2016

I've kept this blog, on and off, since 2006. In 2015 I used it to chart daily encounters, images, thoughts and feelings about volcanic basalt/bluestone in Melbourne and Victoria, especially in the first part of the year. I plan to write a book provisionally titled Bluestone: An Emotional History, about human uses of and feelings for bluestone. But I am also working on quite a few other projects and a big grant application, especially now I am on research leave. I'm working mostly from home, then, for six months, and will need online sociability for company!


Thursday, July 09, 2009

Ci siamo!

It's been a quiet week on Lake Humanities Researcher (apologies to Garrison Keilor).

Every morning this week I hop on my bike and ride into Carlton for an intensive Italian language course.
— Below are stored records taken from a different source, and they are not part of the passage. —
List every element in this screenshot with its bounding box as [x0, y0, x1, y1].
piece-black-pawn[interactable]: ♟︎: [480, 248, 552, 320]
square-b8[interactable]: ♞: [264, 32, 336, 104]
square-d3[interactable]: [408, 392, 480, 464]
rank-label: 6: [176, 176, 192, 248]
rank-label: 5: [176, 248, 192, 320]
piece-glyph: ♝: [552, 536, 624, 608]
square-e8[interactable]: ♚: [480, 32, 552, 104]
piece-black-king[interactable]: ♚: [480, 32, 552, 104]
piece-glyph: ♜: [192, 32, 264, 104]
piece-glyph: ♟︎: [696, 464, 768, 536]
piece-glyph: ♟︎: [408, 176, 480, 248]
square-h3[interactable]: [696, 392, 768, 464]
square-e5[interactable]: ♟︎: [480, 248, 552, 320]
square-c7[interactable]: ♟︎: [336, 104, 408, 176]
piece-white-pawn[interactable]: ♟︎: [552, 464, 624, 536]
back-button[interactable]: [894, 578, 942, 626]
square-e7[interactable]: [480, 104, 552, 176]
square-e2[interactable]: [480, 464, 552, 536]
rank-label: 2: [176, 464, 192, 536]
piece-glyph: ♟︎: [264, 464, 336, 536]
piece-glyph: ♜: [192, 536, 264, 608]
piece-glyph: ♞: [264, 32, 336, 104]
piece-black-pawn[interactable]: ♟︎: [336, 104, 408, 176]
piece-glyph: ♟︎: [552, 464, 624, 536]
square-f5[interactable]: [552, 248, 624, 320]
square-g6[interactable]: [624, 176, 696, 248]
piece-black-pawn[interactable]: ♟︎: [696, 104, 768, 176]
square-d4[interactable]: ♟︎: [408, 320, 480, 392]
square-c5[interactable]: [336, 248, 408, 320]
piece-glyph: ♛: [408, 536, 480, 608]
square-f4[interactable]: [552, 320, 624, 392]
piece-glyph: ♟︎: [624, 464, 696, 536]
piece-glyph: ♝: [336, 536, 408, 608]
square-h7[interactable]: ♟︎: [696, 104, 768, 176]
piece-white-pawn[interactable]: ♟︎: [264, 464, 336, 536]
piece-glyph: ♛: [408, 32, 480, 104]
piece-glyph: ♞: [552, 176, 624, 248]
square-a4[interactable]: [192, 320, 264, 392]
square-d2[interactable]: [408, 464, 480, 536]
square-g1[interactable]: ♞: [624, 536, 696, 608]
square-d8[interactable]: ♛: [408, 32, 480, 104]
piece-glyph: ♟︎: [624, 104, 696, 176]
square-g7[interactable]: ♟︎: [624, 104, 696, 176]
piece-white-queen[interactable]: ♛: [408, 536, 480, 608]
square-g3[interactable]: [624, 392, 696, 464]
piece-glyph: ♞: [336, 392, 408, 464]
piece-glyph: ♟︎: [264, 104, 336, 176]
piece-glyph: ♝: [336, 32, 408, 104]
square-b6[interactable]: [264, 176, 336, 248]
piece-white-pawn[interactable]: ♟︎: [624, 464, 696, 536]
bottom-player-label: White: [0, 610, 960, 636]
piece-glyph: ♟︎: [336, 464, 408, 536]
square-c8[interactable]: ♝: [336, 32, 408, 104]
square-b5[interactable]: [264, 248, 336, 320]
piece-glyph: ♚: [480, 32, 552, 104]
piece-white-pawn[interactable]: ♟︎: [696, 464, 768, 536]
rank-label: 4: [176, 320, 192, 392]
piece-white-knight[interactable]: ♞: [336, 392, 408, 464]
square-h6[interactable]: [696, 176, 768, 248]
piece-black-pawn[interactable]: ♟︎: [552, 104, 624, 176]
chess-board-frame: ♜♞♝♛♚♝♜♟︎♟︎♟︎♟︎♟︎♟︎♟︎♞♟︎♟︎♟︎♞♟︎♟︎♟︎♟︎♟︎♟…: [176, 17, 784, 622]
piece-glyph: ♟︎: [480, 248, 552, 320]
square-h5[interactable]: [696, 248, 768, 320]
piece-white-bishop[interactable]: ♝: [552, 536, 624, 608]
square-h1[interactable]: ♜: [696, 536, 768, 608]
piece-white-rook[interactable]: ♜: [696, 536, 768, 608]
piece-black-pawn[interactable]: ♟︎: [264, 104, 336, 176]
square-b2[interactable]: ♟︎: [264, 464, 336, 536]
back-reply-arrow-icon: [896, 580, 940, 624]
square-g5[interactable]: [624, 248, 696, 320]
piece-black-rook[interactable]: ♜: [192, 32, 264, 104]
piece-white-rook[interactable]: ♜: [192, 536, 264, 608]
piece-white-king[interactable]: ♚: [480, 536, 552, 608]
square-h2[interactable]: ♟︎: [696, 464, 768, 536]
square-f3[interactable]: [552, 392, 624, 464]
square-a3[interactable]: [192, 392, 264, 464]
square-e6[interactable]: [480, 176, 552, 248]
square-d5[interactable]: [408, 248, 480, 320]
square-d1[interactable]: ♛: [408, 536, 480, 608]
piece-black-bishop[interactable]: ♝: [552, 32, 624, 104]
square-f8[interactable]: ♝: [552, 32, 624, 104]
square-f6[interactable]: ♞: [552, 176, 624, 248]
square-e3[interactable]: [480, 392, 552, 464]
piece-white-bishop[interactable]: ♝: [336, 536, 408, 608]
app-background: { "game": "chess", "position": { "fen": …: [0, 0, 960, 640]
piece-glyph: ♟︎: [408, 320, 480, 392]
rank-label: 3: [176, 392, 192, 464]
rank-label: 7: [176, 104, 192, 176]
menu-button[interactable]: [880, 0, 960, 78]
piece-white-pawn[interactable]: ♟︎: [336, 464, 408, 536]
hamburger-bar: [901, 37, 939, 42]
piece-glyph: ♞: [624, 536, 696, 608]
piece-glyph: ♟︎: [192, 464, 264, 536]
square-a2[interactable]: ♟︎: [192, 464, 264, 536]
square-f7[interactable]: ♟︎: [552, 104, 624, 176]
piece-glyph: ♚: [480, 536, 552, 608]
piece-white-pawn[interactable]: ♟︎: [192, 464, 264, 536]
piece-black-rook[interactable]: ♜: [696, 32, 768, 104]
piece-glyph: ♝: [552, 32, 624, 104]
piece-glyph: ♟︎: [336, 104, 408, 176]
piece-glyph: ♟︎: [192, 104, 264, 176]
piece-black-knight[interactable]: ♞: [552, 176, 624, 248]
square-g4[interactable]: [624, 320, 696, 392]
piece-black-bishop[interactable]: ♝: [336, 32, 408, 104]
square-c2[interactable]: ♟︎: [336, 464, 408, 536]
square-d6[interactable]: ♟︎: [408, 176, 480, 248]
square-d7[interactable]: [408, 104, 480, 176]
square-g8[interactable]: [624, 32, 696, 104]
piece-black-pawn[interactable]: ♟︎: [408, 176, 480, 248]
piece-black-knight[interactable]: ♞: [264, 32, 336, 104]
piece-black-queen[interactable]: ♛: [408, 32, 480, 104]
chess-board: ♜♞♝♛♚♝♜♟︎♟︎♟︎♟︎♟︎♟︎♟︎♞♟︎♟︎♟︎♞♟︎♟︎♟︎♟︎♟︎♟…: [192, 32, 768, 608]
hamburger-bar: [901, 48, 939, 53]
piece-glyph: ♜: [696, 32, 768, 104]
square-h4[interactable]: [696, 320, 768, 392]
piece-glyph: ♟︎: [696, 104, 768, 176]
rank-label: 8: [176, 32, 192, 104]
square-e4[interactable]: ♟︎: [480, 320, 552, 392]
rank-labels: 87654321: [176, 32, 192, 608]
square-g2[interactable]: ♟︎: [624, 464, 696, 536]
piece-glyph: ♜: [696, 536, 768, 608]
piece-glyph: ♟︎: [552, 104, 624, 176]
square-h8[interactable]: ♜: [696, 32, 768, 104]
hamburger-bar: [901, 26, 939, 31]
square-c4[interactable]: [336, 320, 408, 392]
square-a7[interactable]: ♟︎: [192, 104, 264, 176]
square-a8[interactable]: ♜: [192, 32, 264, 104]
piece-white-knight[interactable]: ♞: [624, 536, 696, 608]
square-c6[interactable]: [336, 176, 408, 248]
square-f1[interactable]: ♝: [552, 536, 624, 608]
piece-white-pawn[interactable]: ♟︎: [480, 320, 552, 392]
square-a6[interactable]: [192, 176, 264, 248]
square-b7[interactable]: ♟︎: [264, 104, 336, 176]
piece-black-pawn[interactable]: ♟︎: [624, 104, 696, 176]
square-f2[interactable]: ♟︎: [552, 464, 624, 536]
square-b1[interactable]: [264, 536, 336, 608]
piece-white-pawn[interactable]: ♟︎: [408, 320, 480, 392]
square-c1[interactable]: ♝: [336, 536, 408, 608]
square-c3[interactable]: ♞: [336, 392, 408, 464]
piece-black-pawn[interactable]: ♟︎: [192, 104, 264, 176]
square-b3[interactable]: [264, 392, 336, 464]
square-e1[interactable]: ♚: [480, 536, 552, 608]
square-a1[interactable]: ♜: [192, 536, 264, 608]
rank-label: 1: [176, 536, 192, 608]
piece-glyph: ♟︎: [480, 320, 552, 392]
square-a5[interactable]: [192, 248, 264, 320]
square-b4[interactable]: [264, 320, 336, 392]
My long service leave starts in a few weeks, and I've always thought long service leave was a good time to learn something new. And because we have booked a few weeks holiday in Italy in September, and because I'll be in Siena for the Chaucer congress in 2010, and because Joel is learning, and because I love opera, and because I want to read Dante e Boccaccio in Italiana, there I am!

There are eleven in our group: they include an opthalmic surgeon who is taking up a job in Forli next year; a group of middle aged women like me who are going to Italy on holiday; a New Zealand vulcanologist, also going to do some research in Italy; and three teenagers from two different Italian families whose fathers speak Italian, but who have never learned.

Everything they say about studying more languages making the next one easier is absolutely true. My Latin and French aren't particularly strong (especially my Latin); and my French is much more readerly than conversational, but this background in romance languages certainly makes Italian feel familiar. I could hear it spoken every day in Melbourne if I walked down the right streets and went to the right cafes. These classes really put the emphasis on conversation, though, so it's a very different world from medieval languages.

When we are doing grammatical work, I feel perfectly at home, so that spending a lot of time on the difference between masculine and feminine definite and indefinite articles sometimes drives me crazy. Just learn the forms and move on, I think to myself! But repeating and repeating, in tiny fragments of conversation in groups does eventually help me put sentences together. And here's the thing: there are people in the class who've never learned the difference between first and third person, or who have never had to grapple with gendered nouns and adjectives, but whose ear is far better than mine, and whose confidence in conversation outstrips mine, too.

But I am keen to keep going, and have arranged to share a small group lesson with Kay, my fellow student. I'm going to practise writing a bit. And can I just say: I'm doing this without checking my books. I'll correct my mistakes in bold type...

Ciao, mi chiamo Stephania. Sto molto bene, grazie. Ho un gatto bruno; lei si chiama Mima. Lei ha diciotto anni, e ho cinquante-uno anni, e sono sempre contenta... cioe, noi siamo sempre contente. Amiamo mangiare il pesce.

E voi? Come state?

7 comments:

Elsewhere007 said...

I think you're a bit of a swot!

I always regret not ever learning anoother language properly, a particularly Australian predicament.

Anonymous said...

Ophthalmic, Stephanie.

Anonymous said...

On ophthalmic,I should confess that I'm David's stepmother and Brian's wife!

This old world is a new world said...

Yes, I'm a swot: my secret is out.

Ophthalmic. I'm sure that's right. But it's such an odd word: both versions look weird to me now. That's another word I have problems with: weird? wierd? Also siege/seige.

Hmm. David's stepmother and Brian's wife? Just give me a moment to file through my mental rolodex of possibilities here...

Anonymous said...

Matthews is the link: your Manchester colleague and my stepson; your Academy of the Humanities colleague and my husband. We were both speakers at the conference Brian organised ...

This old world is a new world said...

Of course! Blindingly obvious now! Good to see you on line, J.

Kathleen said...

Ciao Stephanie, che bello che studi l'italiano! Anch'io ho dei gatti: una si chiama "Benigna" (ma non lo e') e l'altra si chiama Scout.

Cerco di convincere il mio ragazzo che deve seguire un corso d'italiano anche lui! E lui mi dice che io devo studiare il latino...

(Word verification = lusca. Sounds v. italian but is apparently a Caribbean sea monster...yes, also a swot, I checked.)